CULTURE CLUB: Taken for Granted

The NEA has taken a safe path in the Culture Wars, but it’s the only route back to usefulness.

Chuck Twardy

Something remarkable happened last week. The chairman of the National Endowment for the Arts appeared before a congressional appropriations subcommittee and presented the administration's budget proposal for the agency.


That happens every year, of course. What's different is that the NEA chairman, Dana Gioia, with Bush administration blessing, is seeking a budget boost of 18 percent, its largest in two decades. If Congress approves the request, the NEA will receive nearly $140 million in the next fiscal year, which would return the agency to roughly where it stood—in real dollars, not allowing for inflation—in 1979.


The surprise here is that a profoundly conservative administration wants to increase support for a reviled bête noir of its ideological base. One of the reasons the biggest appropriation increase in 20 years will not return the NEA to its budget of 20 years ago is that Republicans celebrated the Inglorious Revolution, their 1994 ascent to power in the House of Representatives, by slashing the NEA budget nearly 40 percent. The wonder of many at the time was that it survived at all, so eager were the newly empowered solons to eviscerate the agency whose funds had supported, however indirectly, the work of Robert Mapplethorpe and Andres Serrano.


The proposed increase is anything but assured. Some conservatives are miffed to find their crippled foe slipping back over the horizon. Its budget once again attained nine figures a few years back, and inched up to $120 million this year. And others are worried, rightly, about the spiraling federal deficit—although the argument heard in the 1980s and early 1990s remains valid, that the NEA is a negligible driblet in the vast federal barrel.


If the request passes, $15 million of the $18 million hike will go to a new program, American Masterpieces: Three Centuries of Artistic Genius, which would tour great works in all art forms throughout the land. (The endowment plans to launch the program in any event, according to a spokeswoman.) It follows two similar projects, Shakespeare in American Communities and NEA Jazz Masters, heralded by Chairman Gioia.


Thinking "safe," are you? Controversy is unlikely to threaten programs shopping Shakespeare and jazz around the country. No doubt Masterpieces will embrace a cozy canon of ethnically diverse but docile productions. John Rockwell noted pointedly in The New York Times that the days of NEA support for questing work by individual artists are gone. Indeed, the NEA makes fellowship grants only in one category, literature, these days.

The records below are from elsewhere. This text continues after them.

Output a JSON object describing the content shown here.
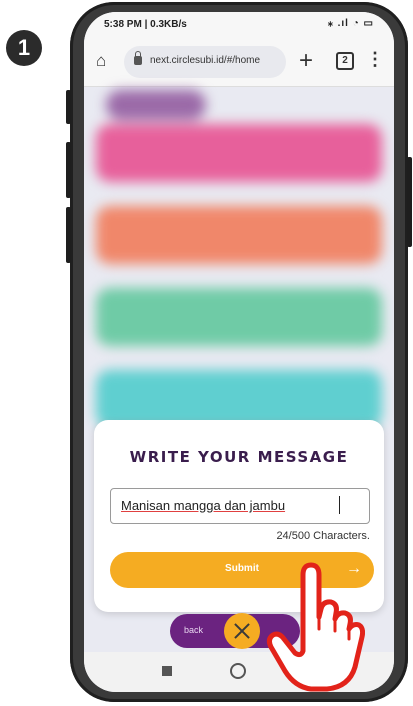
{
  "step": {
    "number": "1"
  },
  "statusbar": {
    "left": "5:38 PM | 0.3KB/s",
    "right": "⁎ .ıl ◔ ▭"
  },
  "browser": {
    "url": "next.circlesubi.id/#/home",
    "tab_count": "2",
    "menu": "⋮",
    "home": "⌂",
    "new_tab": "+"
  },
  "background_cards": [
    {
      "color": "#e7609b"
    },
    {
      "color": "#f0876a"
    },
    {
      "color": "#6fcba6"
    },
    {
      "color": "#5fcfd0"
    }
  ],
  "modal": {
    "title": "WRITE YOUR MESSAGE",
    "input_value": "Manisan mangga dan jambu",
    "char_count": "24/500 Characters.",
    "submit_label": "Submit",
    "submit_arrow": "→"
  },
  "bottom": {
    "back_label": "back"
  },
  "colors": {
    "accent": "#f5ac22",
    "title": "#3a1d4d",
    "pill": "#6b2380"
  }
}
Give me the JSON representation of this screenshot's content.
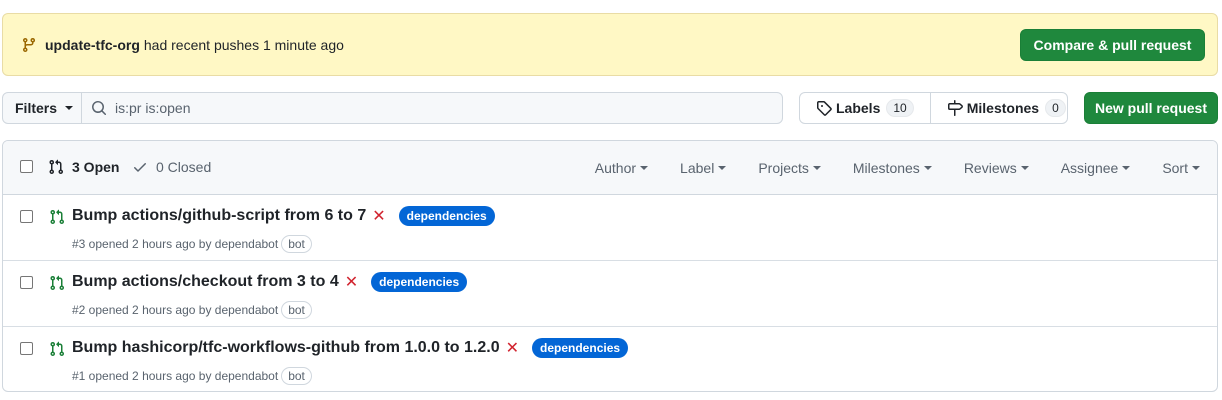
{
  "banner": {
    "branch": "update-tfc-org",
    "message": "had recent pushes 1 minute ago",
    "compare_button": "Compare & pull request"
  },
  "toolbar": {
    "filters_label": "Filters",
    "search_value": "is:pr is:open",
    "labels_label": "Labels",
    "labels_count": "10",
    "milestones_label": "Milestones",
    "milestones_count": "0",
    "new_pr_button": "New pull request"
  },
  "list_header": {
    "open_label": "3 Open",
    "closed_label": "0 Closed",
    "filters": [
      "Author",
      "Label",
      "Projects",
      "Milestones",
      "Reviews",
      "Assignee",
      "Sort"
    ]
  },
  "pull_requests": [
    {
      "title": "Bump actions/github-script from 6 to 7",
      "status_mark": "✕",
      "label": "dependencies",
      "meta": "#3 opened 2 hours ago by dependabot",
      "badge": "bot"
    },
    {
      "title": "Bump actions/checkout from 3 to 4",
      "status_mark": "✕",
      "label": "dependencies",
      "meta": "#2 opened 2 hours ago by dependabot",
      "badge": "bot"
    },
    {
      "title": "Bump hashicorp/tfc-workflows-github from 1.0.0 to 1.2.0",
      "status_mark": "✕",
      "label": "dependencies",
      "meta": "#1 opened 2 hours ago by dependabot",
      "badge": "bot"
    }
  ],
  "colors": {
    "banner_bg": "#fff8c5",
    "primary_green": "#1f883d",
    "open_green": "#1a7f37",
    "fail_red": "#d1242f",
    "label_blue": "#0366d6"
  }
}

But Rockwell also acknowledged the sometimes "elitist" edge of NEA grant-making. Many in Congress and elsewhere have groused that the bulk of grants go to the two coasts, leaving great swaths of heartland underserved. And the indelicate little secret of the NEA's grant-review panels was their often chummy, incestuous nature. It is not trivial for the NEA to send Shakespeare and Ellington to small towns and sparsely populated states. It should do that, for one thing; and for another, making itself visible in the heartland might win a few new supporters among previously scornful legislators.


The argument remains that the purpose of the NEA once was to spur creativity, not to rehash its greatest hits. In the halcyon antebellum days—pre Culture Wars—this was possible. The handful of grants, among many thousands, that attached the NEA logo to controversial productions could be overlooked. Would it were so again.


But cultural conservatives had a point. Innumberable artists managed—and manage still—to turn out innovative and questing work without government support. It should be said, too, that the truculent identity politics, celebrating "transgression" of bourgeois morés, has not helped. Both Mapplethorpe and Serrano were unfairly maligned—a tad less puritanism might have allowed context to triumph—but some artists strategically court infamy. As Rockwell observed, "censorship of transgressive art cannot be equated, as too many transgressive artists seem wont to do, with the failure to give it grants."


A kind of suppression quietly thrives, however. Rockwell also noted that institutions receiving grants from the NEA or state art agencies are wary of controversy and avoid anything "edgy." To its credit, the Nevada Arts Council still supports individual artists through several categories of grants, including fellowships of $5,000 in literature, performance and visual arts. And some of these grants have gone to artists who create challenging work.


The NEA's crimped budget, however, has hurt state and local agencies that depend on it, and strapped state governments often cut culture first. California last year found itself ranked last in per capita arts funding among the 50 states. So any increase in the NEA funding is welcome. And who knows? Gioia's effort to increase awareness of the nation's culture heritage could contribute to the opening some previously closed minds. However tame it might seem today, the best of that heritage comprises work that questions accepted wisdom.



Chuck Twardy has written about art and architecture for several daily newspapers and for magazines such as Metropolis.